About
The DSE Disturbance Toolbox is a suite of tools for post-fire decision support, developed in partnership between UC Berkeley’s Eric and Wendy Schmidt Center for Data Science and Environment (DSE) and the National Park Service, specifically Joshua Tree National Park and Mojave National Preserve.
The Problem
After a wildfire, land managers face a “decision crush”: they need to rapidly assess damage, predict vegetation recovery trajectories, decide on management interventions, and eventually evaluate whether those interventions worked - all under time pressure, budget constraints, and deep uncertainty.
The Four Questions
The toolbox is organized around four sequential questions that every manager must answer after a disturbance:
| Question | Tool | What it provides |
|---|---|---|
| What happened? | Disturbance Severity | Burn severity maps from satellite imagery, linked to vegetation community data |
| What is going to happen? | Vegetation Modeling (josh) | Spatiotemporal projections of recovery under different scenarios |
| What should we do? | Resource Optimization | Structured comparisons of intervention strategies under real-world constraints |
| Did it work? | Monitoring & Validation | Feedback loop comparing predictions to outcomes |
Each tool addresses a distinct phase of the post-disturbance decision process, and data flows between them: severity maps feed into vegetation models, which are driven by the resource optimizer, with monitoring closing the loop.
Why Relativized Burn Ratio?
Standard burn severity metrics like dNBR can underestimate severity in low-biomass environments. The Disturbance Severity tool provides Relativized Burn Ratio (RBR) and Relative Differenced Normalized Burn Ratio (RdNBR), both of which scale fire intensity to pre-fire conditions for more accurate assessment across landscape, alongside the traditional metric of Differenced Normalized Burn Ratio (dNBR).
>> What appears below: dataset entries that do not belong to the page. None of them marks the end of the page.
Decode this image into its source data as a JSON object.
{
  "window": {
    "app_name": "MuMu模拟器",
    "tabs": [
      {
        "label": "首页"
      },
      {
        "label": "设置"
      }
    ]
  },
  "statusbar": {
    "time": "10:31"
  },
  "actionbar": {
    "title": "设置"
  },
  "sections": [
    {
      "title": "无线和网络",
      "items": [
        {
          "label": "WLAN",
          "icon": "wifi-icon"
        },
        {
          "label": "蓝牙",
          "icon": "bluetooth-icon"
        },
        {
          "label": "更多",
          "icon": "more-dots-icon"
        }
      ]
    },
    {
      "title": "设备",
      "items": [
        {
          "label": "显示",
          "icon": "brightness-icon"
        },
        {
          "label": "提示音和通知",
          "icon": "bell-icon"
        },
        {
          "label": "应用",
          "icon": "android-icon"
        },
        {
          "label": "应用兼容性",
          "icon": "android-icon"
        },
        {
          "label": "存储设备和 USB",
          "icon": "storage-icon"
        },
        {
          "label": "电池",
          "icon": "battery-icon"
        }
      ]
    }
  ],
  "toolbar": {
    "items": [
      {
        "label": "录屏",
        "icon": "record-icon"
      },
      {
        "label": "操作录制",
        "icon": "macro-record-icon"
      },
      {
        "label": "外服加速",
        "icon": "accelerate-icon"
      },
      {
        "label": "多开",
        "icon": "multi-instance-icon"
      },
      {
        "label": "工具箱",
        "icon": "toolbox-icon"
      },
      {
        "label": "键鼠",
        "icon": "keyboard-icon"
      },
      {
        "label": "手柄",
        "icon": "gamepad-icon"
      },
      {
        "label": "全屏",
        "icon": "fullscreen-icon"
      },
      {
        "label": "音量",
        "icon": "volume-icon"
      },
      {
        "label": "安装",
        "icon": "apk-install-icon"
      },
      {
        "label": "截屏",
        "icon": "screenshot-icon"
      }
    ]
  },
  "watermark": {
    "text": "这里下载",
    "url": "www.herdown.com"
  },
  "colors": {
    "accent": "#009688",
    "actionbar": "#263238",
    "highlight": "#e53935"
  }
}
Why Process-Based Modeling?
The data required to build empirical models of species-level recovery do not currently exist for many ecosystems, and as climate conditions drive novel phenomenon, empirical approaches must reckon with out-of-sample prediction challenges.
Our Vegetation Modeling approach uses process-based models parameterized from ecological literature, enabling simulation of recovery under novel conditions. While these models can be harder to parameterize and evaluate than statistical models, they can be bootstrapped from ecological literature and field observations, they are transparent and inspectable, and they are easily manipulated to evaluate counterfactuals associated with natural disturbances or management interventions.
Design Principles
Partner-driven development. Tools are developed in close collaboration with land managers, with features prioritized around operational needs.
Transparency over black boxes. Process-based models with inspectable logic - domain experts can examine and modify the underlying mechanisms.
Collaborative modeling. Models as shared assets developed jointly by field ecologists, land managers, and quantitative scientists.
Uncertainty quantification. Model outputs include explicit characterization of uncertainty rather than single-point estimates.
Open tools. All components (including josh) are open-source.